Learned helplessness: A learned inability to overcome obstacles or to avoid punishment; learned passivity and inaction to aversive stimuli.
Learning: Any relatively permanent change in behavior that can be attributed to experience.
Long-term memory (LTM) : The memory system used for relatively permanent storage of meaningful information.
Manifest content (of dreams) : The surface, visible content of a dream; dream images as they are remembered by the dreamer.
Massed practice: Practice done in a long.
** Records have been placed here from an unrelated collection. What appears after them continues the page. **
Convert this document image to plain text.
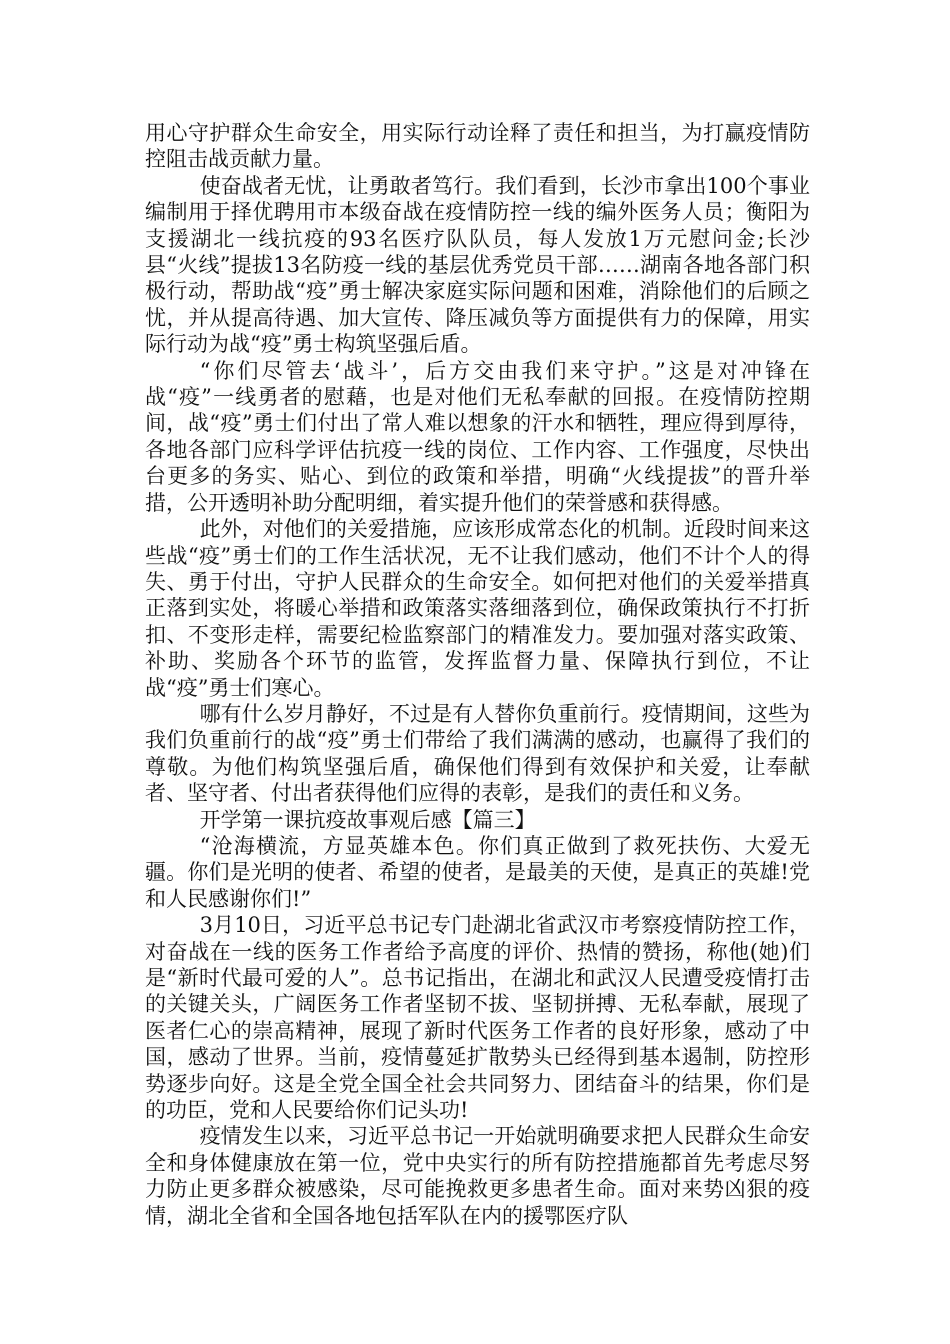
用心守护群众生命安全，用实际行动诠释了责任和担当，为打赢疫情防控阻击战贡献力量。

使奋战者无忧，让勇敢者笃行。我们看到，长沙市拿出100个事业编制用于择优聘用市本级奋战在疫情防控一线的编外医务人员；衡阳为支援湖北一线抗疫的93名医疗队队员，每人发放1万元慰问金;长沙县“火线”提拔13名防疫一线的基层优秀党员干部……湖南各地各部门积极行动，帮助战“疫”勇士解决家庭实际问题和困难，消除他们的后顾之忧，并从提高待遇、加大宣传、降压减负等方面提供有力的保障，用实际行动为战“疫”勇士构筑坚强后盾。

“你们尽管去‘战斗’，后方交由我们来守护。”这是对冲锋在战“疫”一线勇者的慰藉，也是对他们无私奉献的回报。在疫情防控期间，战“疫”勇士们付出了常人难以想象的汗水和牺牲，理应得到厚待，各地各部门应科学评估抗疫一线的岗位、工作内容、工作强度，尽快出台更多的务实、贴心、到位的政策和举措，明确“火线提拔”的晋升举措，公开透明补助分配明细，着实提升他们的荣誉感和获得感。

此外，对他们的关爱措施，应该形成常态化的机制。近段时间来这些战“疫”勇士们的工作生活状况，无不让我们感动，他们不计个人的得失、勇于付出，守护人民群众的生命安全。如何把对他们的关爱举措真正落到实处，将暖心举措和政策落实落细落到位，确保政策执行不打折扣、不变形走样，需要纪检监察部门的精准发力。要加强对落实政策、补助、奖励各个环节的监管，发挥监督力量、保障执行到位，不让战“疫”勇士们寒心。

哪有什么岁月静好，不过是有人替你负重前行。疫情期间，这些为我们负重前行的战“疫”勇士们带给了我们满满的感动，也赢得了我们的尊敬。为他们构筑坚强后盾，确保他们得到有效保护和关爱，让奉献者、坚守者、付出者获得他们应得的表彰，是我们的责任和义务。

开学第一课抗疫故事观后感【篇三】

“沧海横流，方显英雄本色。你们真正做到了救死扶伤、大爱无疆。你们是光明的使者、希望的使者，是最美的天使，是真正的英雄!党和人民感谢你们!”

3月10日，习近平总书记专门赴湖北省武汉市考察疫情防控工作，对奋战在一线的医务工作者给予高度的评价、热情的赞扬，称他(她)们是“新时代最可爱的人”。总书记指出，在湖北和武汉人民遭受疫情打击的关键关头，广阔医务工作者坚韧不拔、坚韧拼搏、无私奉献，展现了医者仁心的崇高精神，展现了新时代医务工作者的良好形象，感动了中国，感动了世界。当前，疫情蔓延扩散势头已经得到基本遏制，防控形势逐步向好。这是全党全国全社会共同努力、团结奋斗的结果，你们是的功臣，党和人民要给你们记头功!

疫情发生以来，习近平总书记一开始就明确要求把人民群众生命安全和身体健康放在第一位，党中央实行的所有防控措施都首先考虑尽努力防止更多群众被感染，尽可能挽救更多患者生命。面对来势凶狠的疫情，湖北全省和全国各地包括军队在内的援鄂医疗队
Uninterrupted study session.
Maturation: The physical growth and development of the body, brain, and nervous system.
Meditation: A mental exercise for producing relaxation or heightened awareness.
Memory: The mental capacity to encode, store, and retrieve information
Mental Age: The average test score received by individuals of a given chronological age.
Mental Set: Students′ readiness to begin a lesson
Mnemonic: A memory aid or strategy.
Mood disorder: Major disturbances in mood or emotion, such as depression or mania.
Motivation: Internal process that initiate, sustain, direct, and terminate activities.
Multiple Intelligences: In Gardner՚s theory of intelligence, a person՚s seven separate
Natural selection: Darwin՚s theory that evolution favors those plants and animals best suited to their living conditions.
Need For Achievement (N Ach) : An assumed basic human need to strive for achievement of goals that motivates a wide range of behavior and thinking
Negative punishment (Response cost) : Removal of a positive reinforce after a response is made.
Negative reinforcement: Occurs when a response is followed by an end to discomfort or by the removal of an unpleasant event.
Neurotransmitter: Any chemical released by a neuron that alters activity in other neurons.
Neutral stimulus: A stimulus that does not evoke a response.
Non-REM (NREM) sleep: Non-rapid eye movement sleep characteristic of Stages 2,3, and 4.
Norms: Standards based on measurements of a large group of people; used for comparing the scores of an individual with those of others within a well-defined group.
Object Permanence: Knowing an object exists when it is out of sight.
Observer Bias: The distortion of evidence because of the personal motives and expectations of the viewer
Obsessive-compulsive disorder: An extreme preoccupation with certain thoughts and compulsive performance of certain behaviors.
Occipital lobes: Portion of the cerebral cortex in which vision registers in the brain.
Operant conditioning: Learning based on the consequences of responding.
Opponent-process theory: Theory of color vision based on three coding system (red or green, yellow or blue, black or white) .
Overlearning: Continuing to study and learn after you think you՚ve mastered a topic.
Parasympathetic branch: The branch of the ANS that quiets the body.
Parental styles: Identifiable patterns of parental caretaking and interaction with children.